In the end, Mattis resigned voluntarily, a senior U.S. defense official told FP.
“It wasn’t a forced resignation,” the official said.
Dana White, the Pentagon’s chief spokesperson, said Mattis briefed his senior staff after his return from the White House around 5 p.m. on Thursday night.
“Because you have the right to have a Secretary of Defense whose views are better aligned with yours on these and other subjects, I believe it is right for me to step down from my position,” Mattis wrote to Trump in his resignation letter.
Mattis’s last day at the Pentagon will be Feb. 28.
The question now is: Who will Trump tap to replace Mattis? According to one U.S. administration official, Deputy Defense Secretary Patrick Shanahan is a “serious” contender.
“He and the president get along, and Shanahan has no ideological baggage,” said another source with knowledge of the White House shortlist.

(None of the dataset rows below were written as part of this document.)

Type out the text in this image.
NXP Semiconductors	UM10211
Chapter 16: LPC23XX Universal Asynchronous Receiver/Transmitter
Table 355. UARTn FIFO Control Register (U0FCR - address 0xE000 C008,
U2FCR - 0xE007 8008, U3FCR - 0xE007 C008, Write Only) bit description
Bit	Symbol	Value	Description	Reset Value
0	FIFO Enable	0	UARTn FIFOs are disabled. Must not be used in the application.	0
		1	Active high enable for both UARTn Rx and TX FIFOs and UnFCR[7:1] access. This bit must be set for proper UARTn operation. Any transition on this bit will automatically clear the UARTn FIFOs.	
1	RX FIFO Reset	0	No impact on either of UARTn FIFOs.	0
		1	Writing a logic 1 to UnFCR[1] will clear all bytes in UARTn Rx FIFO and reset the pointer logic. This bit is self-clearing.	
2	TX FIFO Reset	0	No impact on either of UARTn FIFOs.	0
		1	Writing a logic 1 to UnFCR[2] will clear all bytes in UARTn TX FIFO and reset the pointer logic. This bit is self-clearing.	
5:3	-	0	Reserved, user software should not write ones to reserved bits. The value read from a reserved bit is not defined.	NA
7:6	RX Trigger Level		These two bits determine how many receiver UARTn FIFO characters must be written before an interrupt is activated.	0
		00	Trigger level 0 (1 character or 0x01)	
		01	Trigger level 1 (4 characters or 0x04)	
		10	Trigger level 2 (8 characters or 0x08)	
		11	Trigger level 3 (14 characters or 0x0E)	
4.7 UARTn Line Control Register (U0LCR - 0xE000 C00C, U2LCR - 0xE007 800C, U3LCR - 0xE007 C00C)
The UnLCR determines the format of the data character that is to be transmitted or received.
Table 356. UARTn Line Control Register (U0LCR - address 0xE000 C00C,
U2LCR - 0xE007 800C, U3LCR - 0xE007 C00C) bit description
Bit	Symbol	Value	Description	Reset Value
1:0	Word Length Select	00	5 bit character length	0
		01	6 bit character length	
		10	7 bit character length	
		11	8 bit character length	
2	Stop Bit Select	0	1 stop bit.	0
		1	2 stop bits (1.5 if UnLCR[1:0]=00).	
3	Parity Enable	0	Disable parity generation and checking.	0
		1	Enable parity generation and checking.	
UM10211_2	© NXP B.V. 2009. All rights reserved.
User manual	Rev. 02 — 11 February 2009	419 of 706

Lt. Col. Joseph Buccino, a spokesman for Shanahan, declined to comment on whether the deputy secretary is in the running.
“Deputy Secretary Shanahan remains solely focused on implementing the National Defense Strategy,” Buccino said.
Another top contender is David McCormick, a West Point graduate, combat veteran, and co-CEO of the global macro investment firm Bridgewater Associates, the two sources told FP. McCormick runs in the same social circles as Trump’s daughter Ivanka Trump and her husband, Jared Kushner, and he is the fiancé of Dina Powell, Trump’s former deputy national security advisor for strategy.
Dan Coats, Trump’s director of national intelligence; Tom Cotton, the 41-year-old Arkansas Republican who chairs the Senate Armed Services Committee’s subcommittee on airland; and Navy Secretary Richard V. Spencer are also on the shortlist, according to the second source.
This report has been updated to reflect reports Saturday of Brett McGurk’s resignation.